Tiny weird story: after posting this photo to my Flickr, some Rogue PR human asked me to add it to their Rogue group photos. But…I really don’t think I’m a joiner, in that sense. The sense that I might be a shill for someone’s product for free. I mean, hey, if they want to pay me…
Malty, very malty. This is supposed to be an alt, or so I’ve read. Certainly doesn’t smell like a pale or IPA, with a sweeter, honeysuckle-esque nose to it. The malts kick in right away though, caramel spread over ice cream in the flavor. I’d have to say that’s the biggest difference between the Dead Guy and the Mirror Pond.
Otherwise, this is just a super clean beer that’s sweet enough to appeal to many palates. I may not always dig on the way Rogue markets their beer but I can’t say I object to the beer itself.
As one of the oldest craft breweries in Portland, Bridgeport is probably as well known as Widmer, at least around the Pacific NW. What’s different is that Bridgeport is known more for their IPA than for a more welcoming style, if you will. Bridgeport can still run hit and miss but in the past few years, I have to give them credit for occasionally mixing it up in the brewing realm, even if they aren’t getting everything right.

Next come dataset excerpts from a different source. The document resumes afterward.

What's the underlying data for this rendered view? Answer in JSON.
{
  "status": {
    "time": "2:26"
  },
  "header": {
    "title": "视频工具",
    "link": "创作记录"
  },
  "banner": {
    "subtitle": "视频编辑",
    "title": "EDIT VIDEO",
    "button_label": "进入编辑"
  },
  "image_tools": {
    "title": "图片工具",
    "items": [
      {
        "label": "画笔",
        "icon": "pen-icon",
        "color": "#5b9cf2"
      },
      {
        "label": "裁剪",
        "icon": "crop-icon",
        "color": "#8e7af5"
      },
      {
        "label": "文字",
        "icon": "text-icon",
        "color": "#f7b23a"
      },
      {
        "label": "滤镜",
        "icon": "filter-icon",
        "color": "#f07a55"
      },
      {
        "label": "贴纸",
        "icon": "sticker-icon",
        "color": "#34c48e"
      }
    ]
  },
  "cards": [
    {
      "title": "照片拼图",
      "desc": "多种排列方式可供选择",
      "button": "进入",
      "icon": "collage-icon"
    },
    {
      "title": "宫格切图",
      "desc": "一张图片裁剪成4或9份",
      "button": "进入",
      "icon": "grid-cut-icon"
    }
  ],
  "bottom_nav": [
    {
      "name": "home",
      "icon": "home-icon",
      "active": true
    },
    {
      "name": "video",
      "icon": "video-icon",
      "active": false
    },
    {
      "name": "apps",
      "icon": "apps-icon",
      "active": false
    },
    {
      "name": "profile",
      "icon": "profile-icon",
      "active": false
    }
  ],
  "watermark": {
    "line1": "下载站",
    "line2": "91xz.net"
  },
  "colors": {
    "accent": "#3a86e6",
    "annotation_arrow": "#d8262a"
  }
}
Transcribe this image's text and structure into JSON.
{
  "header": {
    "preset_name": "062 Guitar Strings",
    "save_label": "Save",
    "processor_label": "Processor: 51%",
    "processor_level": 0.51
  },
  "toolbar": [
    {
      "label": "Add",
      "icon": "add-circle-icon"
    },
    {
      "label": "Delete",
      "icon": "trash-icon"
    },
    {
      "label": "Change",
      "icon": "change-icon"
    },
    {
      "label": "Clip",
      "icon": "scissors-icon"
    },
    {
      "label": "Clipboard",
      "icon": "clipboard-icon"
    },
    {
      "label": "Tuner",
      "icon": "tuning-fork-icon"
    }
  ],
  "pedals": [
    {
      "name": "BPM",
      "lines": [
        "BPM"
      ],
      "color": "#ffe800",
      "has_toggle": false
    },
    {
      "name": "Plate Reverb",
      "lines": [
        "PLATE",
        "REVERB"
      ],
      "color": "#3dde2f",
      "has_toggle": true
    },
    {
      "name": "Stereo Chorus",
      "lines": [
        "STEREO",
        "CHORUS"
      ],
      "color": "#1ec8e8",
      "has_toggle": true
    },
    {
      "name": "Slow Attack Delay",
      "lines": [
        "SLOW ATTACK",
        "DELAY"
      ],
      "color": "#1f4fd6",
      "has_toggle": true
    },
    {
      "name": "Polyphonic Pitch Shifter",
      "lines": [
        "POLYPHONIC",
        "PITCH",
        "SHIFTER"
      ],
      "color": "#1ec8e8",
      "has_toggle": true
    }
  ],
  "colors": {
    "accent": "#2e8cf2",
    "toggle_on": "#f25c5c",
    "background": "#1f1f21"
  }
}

The IPA has a solid, strong, piney nose. Surprising for a drink that’s meant for the masses. The bitterness doesn’t linger initially but it does start to stick around after a little while, offering a solid bite. Still, that bite doesn’t seem to go overboard, even after drinking half the beer.
Then I realize: this is what makes it a broader, commercial beer. It’s got the initial sting of a NW IPA but not the lingering knockout of one.
But would I drink it again? Yeah, actually. It’s still a little thin but by golly it’s a decent IPA and should go on the list of ‘backup beers’. (Beers that, if all else fails, one gets because you know they will taste decent.)
This beer is frequently a classic for me and always on the ‘go-to’ list. Except in Portland, I never need to go to it, because there’s always something I haven’t had and should try.
So here’s Deschutes’ Mirror Pond and it’s still fairly tasty. The nose is a little skunked and I’m not sure why: hop scents of citrus or pine are barely present which is a touch disappointing. Still, the beer is very, very clean and just the kind of thing to go with the pub food staples: fries, nachos, meat-based somethings. There’s a solid floral bitterness on the finish that’s soon wiped away by the effervescence of the beer, good to stave off grease or other overwhelming flavors that are brought about by salt and/or meat.
I don’t think I’m looking to trade away this classic from the go-to list but I also recognize that its stability is what drives me towards other beers: if I know what something does already, I’m more curious about what I don’t know.
The first time I ever had Widmer’s hefe was about twenty years ago in a bar in Spokane called Ichabod’s. I couldn’t believe I was having a beer with lemon on the side; That Just Seemed Wrong. The bar has since burned down, the owner convicted of arson, I believe, just as my notions of What Seems Wrong with a beer have also changed.
Though I still oppose a fruit side, I won’t let that prevent me from enjoying a good beer.
With the move and my current supplies of homebrew rapidly dwindling, I am compelled to purchase beer and so instead of wondering why the gods kill, I instead have decided to use this opportunity to go back, check out the beers that I cut my teeth on and helped introduce me (and many others) to the world of microbrewing.
The nose is faintly skunky, a little like a lager might be. The middle isn’t thin; the wheat presence holds it together for certain and the finish is actually fairly dry, a bit like white wine. I can totally see how this may have been designed to have a lemon added, as the citrus could play off the wheat balance and then mesh with the dry finish.
Still, I can’t quite enjoy this beer. I feel like it ought to be bolder, stand firmer. I shouldn’t think: wow, I get putting a lemon in this beer!
Beer isn’t ice cream-better with additives. Beer is steak: you do it right, you can have it on its own. I guess that hasn’t really changed for me.
Verdict: not something I’ll go back to very often.